# Time Series Prediction With MLP and LSTM in Keras

##### Data Set:

International airline passengers prediction problem.
	
    This is a problem where given a year and a month, the task is to predict the number of international airline passengers in units of 1,000. 
    The data ranges from January 1949 to December 1960 or 12 years, with 144 observations.

##### Load required modules

In [74]:
import numpy
import math
import matplotlib.pyplot as plt

from pandas import DataFrame, concat, read_csv

from keras.models import Sequential
from keras.layers import Dense, LSTM 

from sklearn.preprocessing import MinMaxScaler
from sklearn.metrics import mean_squared_error

##### Set current working directory

In [75]:
import os
PATH = os.getcwd()

Set directory to the place where data exist

In [76]:
os.chdir(PATH)

##### Fix random seed for reproducibility

In [77]:
import numpy
numpy.random.seed(123)

##### Load this dataset using the Pandas library. 


    Given that each observation is separated by the same interval of one month. 

        Exclude the first column.

    The downloaded dataset has footer information. 

        That can be exclude with the skipfooter argument to pandas.read_csv() set to 3 for the 3 footer lines.

In [78]:
dataframe = read_csv('international-airline-passengers.csv', usecols=[1], engine='python', skipfooter=3)

In [79]:
print (dataframe.head())

   International airline passengers: monthly totals in thousands. Jan 49 ? Dec 60
0                                                112                             
1                                                118                             
2                                                132                             
3                                                129                             
4                                                121                             


##### Extract the NumPy array from the dataframe and convert the integer values to floating point values.

In [80]:
dataset = dataframe.values
dataset = dataset.astype('float32')

##### Plot the dataset

In [81]:
plt.plot(dataset)
plt.show()

##### Split the data into train and test

    Note: With time series data, the sequence is important. So split the ordered dataset into train and test.


In [82]:
train_size = int(len(dataset) * 0.67)
test_size = len(dataset) - train_size

train, test = dataset[0:train_size,:], dataset[train_size:len(dataset),:]

print(len(train), len(test))

96 48


##### Normalize the Data

    Normalize the dataset using the MinMaxScaler preprocessing class from the scikit-learn library.

In [83]:
scaler = MinMaxScaler(feature_range=(0, 1)).fit(train)
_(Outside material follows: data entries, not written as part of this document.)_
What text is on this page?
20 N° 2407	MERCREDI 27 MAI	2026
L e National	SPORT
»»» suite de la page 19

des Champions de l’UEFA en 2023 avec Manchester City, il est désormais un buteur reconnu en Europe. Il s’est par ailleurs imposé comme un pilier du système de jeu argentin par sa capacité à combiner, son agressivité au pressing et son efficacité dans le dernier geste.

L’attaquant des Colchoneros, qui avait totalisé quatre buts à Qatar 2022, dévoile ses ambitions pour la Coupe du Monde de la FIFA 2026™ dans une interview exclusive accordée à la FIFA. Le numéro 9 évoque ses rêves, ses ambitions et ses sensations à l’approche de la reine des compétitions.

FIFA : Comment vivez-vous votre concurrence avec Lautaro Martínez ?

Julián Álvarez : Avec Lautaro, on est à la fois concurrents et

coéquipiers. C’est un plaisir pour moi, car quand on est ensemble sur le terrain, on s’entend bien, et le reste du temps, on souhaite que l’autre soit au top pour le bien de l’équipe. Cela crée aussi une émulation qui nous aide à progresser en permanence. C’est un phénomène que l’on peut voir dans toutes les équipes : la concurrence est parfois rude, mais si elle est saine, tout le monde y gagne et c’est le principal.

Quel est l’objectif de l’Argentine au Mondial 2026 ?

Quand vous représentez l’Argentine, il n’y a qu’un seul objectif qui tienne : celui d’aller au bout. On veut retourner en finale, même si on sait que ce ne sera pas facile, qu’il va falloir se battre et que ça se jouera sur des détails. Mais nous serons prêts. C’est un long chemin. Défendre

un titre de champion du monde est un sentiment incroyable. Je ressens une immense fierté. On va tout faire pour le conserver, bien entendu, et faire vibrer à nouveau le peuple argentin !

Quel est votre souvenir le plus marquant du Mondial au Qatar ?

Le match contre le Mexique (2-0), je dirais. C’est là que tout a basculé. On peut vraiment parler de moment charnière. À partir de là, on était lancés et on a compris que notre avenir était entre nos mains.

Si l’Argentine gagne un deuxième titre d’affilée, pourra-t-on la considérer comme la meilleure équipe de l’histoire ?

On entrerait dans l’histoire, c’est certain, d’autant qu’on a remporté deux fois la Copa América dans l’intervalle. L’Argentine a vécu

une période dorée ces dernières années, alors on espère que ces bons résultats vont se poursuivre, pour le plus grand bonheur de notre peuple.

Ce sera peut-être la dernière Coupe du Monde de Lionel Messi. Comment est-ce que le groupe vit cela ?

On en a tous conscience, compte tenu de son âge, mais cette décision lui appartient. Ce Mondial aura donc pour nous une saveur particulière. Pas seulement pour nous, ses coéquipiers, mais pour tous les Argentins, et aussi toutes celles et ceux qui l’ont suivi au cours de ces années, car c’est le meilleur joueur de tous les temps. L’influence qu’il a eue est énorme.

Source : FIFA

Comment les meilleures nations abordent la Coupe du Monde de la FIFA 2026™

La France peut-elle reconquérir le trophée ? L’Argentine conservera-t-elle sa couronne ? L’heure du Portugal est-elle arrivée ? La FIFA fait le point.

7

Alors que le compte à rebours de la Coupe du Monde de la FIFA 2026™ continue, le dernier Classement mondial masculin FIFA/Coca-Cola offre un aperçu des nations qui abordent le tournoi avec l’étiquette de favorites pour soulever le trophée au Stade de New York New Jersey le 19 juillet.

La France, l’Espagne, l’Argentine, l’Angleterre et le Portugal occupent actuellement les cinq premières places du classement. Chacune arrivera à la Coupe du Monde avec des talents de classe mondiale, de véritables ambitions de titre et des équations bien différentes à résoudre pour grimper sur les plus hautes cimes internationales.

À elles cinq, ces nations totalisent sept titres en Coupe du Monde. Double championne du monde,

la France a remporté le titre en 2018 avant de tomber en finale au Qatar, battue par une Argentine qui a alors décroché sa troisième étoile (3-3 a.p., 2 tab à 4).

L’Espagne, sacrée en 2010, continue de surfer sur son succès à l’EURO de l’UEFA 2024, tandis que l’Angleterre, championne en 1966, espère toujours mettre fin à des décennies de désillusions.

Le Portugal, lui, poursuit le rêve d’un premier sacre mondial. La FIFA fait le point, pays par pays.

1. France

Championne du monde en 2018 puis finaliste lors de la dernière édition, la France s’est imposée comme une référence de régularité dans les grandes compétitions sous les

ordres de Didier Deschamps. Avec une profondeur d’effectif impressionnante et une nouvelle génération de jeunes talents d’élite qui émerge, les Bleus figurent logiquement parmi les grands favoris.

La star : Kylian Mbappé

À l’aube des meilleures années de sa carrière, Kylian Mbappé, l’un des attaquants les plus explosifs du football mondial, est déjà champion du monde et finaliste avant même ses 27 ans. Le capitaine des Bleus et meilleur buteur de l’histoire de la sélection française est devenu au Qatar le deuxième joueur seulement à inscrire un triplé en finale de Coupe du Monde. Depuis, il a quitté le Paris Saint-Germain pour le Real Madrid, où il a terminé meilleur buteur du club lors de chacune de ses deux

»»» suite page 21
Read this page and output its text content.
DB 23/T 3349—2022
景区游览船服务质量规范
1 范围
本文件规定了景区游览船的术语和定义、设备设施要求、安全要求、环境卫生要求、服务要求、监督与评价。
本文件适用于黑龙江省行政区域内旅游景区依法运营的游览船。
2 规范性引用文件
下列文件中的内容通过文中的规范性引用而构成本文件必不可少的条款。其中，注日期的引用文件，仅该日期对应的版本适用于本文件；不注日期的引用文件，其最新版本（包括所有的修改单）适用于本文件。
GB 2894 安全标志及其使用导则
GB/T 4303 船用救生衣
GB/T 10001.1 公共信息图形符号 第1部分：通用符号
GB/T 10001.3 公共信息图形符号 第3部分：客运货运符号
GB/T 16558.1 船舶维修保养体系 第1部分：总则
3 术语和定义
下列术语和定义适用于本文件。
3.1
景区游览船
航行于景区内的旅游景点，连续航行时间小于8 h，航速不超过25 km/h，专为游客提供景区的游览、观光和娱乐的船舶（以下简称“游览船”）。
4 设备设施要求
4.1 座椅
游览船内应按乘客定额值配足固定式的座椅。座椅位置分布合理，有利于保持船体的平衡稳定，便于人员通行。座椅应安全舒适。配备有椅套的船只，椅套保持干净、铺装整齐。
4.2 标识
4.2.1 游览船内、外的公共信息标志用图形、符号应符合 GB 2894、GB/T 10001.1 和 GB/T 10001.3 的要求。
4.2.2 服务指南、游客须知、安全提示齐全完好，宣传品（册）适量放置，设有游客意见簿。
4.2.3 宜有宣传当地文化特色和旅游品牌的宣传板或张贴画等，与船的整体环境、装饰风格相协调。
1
train_Scal = scaler.transform(train)

test_Scal = scaler.transform(test)

In [84]:
print (train_Scal[:10])

[[0.02588999]
 [0.04530746]
 [0.09061491]
 [0.08090615]
 [0.05501619]
 [0.10032365]
 [0.14239484]
 [0.14239484]
 [0.10355988]
 [0.04854369]]


## Multilayer Perceptron Regression

##### Phrase the time series prediction problem as a regression problem.  

    I.e. given the number of passengers this month, what will be the number of passengers next month.

##### Write a function to convert single column of data into a two-column dataset. 

    The first column containing this month’s (t-1) passenger count and the second column containing next month’s (t) passenger count, to be predicted.

The function takes two arguments

    The dataset, which is a NumPy array and 
    The look_back, which is the number of previous time steps to use as input variables to predict the next time period (defaulted is 1)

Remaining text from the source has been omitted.